ECLI:NL:RVS:2019:2840
Raad van State
- Voorlopige voorziening+bodemzaak
- N. Verheij
- Rechtspraak.nl
Afwijzing verzoek om voorlopige voorziening en niet-ontvankelijkheid hoger beroep asielaanvraag
Op 21 augustus 2019 heeft de voorzieningenrechter van de Afdeling bestuursrechtspraak van de Raad van State uitspraak gedaan in een zaak betreffende een verzoek om een voorlopige voorziening en het hoger beroep van een vreemdeling. De vreemdeling had op 10 juli 2019 een aanvraag ingediend voor een verblijfsvergunning asiel voor bepaalde tijd, maar deze aanvraag werd door de staatssecretaris van Justitie en Veiligheid niet in behandeling genomen. De vreemdeling heeft hiertegen beroep aangetekend bij de rechtbank Den Haag, die op 7 augustus 2019 het beroep ongegrond verklaarde. De vreemdeling, vertegenwoordigd door haar advocaat mr. A.M.I. Eleveld, heeft vervolgens hoger beroep ingesteld en verzocht om een voorlopige voorziening.
De voorzieningenrechter heeft vastgesteld dat de termijn voor het indienen van het hoger beroep op 14 augustus 2019 eindigde, maar dat het hogerberoepschrift pas op 15 augustus 2019 bij de Raad van State is ingediend.
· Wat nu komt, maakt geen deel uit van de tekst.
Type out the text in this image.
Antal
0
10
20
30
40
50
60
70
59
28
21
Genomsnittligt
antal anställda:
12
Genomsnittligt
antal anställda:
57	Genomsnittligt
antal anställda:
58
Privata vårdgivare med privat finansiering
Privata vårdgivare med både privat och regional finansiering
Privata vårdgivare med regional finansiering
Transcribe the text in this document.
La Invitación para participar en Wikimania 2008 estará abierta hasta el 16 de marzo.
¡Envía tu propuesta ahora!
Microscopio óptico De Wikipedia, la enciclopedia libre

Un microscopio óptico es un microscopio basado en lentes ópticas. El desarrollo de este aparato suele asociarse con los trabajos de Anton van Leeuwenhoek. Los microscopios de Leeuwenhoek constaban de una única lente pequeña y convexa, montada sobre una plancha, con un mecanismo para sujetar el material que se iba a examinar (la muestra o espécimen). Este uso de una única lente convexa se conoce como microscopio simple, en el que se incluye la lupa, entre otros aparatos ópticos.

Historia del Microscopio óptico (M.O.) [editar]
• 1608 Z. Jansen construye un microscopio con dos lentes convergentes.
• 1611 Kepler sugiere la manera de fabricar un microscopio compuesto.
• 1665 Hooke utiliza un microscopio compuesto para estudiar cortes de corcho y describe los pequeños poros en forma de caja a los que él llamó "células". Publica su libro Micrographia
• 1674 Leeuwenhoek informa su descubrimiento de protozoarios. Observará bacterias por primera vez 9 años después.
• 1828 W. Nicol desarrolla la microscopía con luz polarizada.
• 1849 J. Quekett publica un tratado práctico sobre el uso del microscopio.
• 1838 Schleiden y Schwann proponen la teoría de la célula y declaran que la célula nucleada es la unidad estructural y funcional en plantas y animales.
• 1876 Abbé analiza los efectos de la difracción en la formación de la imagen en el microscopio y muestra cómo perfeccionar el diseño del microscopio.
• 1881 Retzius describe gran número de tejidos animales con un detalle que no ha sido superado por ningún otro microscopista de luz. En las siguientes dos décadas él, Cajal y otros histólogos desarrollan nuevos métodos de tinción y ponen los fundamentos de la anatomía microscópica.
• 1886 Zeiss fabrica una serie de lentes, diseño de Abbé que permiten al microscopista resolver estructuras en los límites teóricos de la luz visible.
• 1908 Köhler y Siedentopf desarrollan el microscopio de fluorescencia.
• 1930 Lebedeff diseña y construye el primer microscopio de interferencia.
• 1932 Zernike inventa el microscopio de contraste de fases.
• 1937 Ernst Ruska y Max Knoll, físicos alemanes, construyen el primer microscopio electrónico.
Hierdoor is het hoger beroep kennelijk niet-ontvankelijk verklaard. Het verzoek om een voorlopige voorziening is afgewezen, en de staatssecretaris hoeft geen proceskosten te vergoeden. De uitspraak benadrukt het belang van het tijdig indienen van rechtsmiddelen in asielprocedures en de gevolgen van het niet naleven van termijnen.
De uitspraak is openbaar gedaan op 21 augustus 2019 en is geregistreerd onder de zaaknummers 201906186/1/V2 en 201906186/2/V2.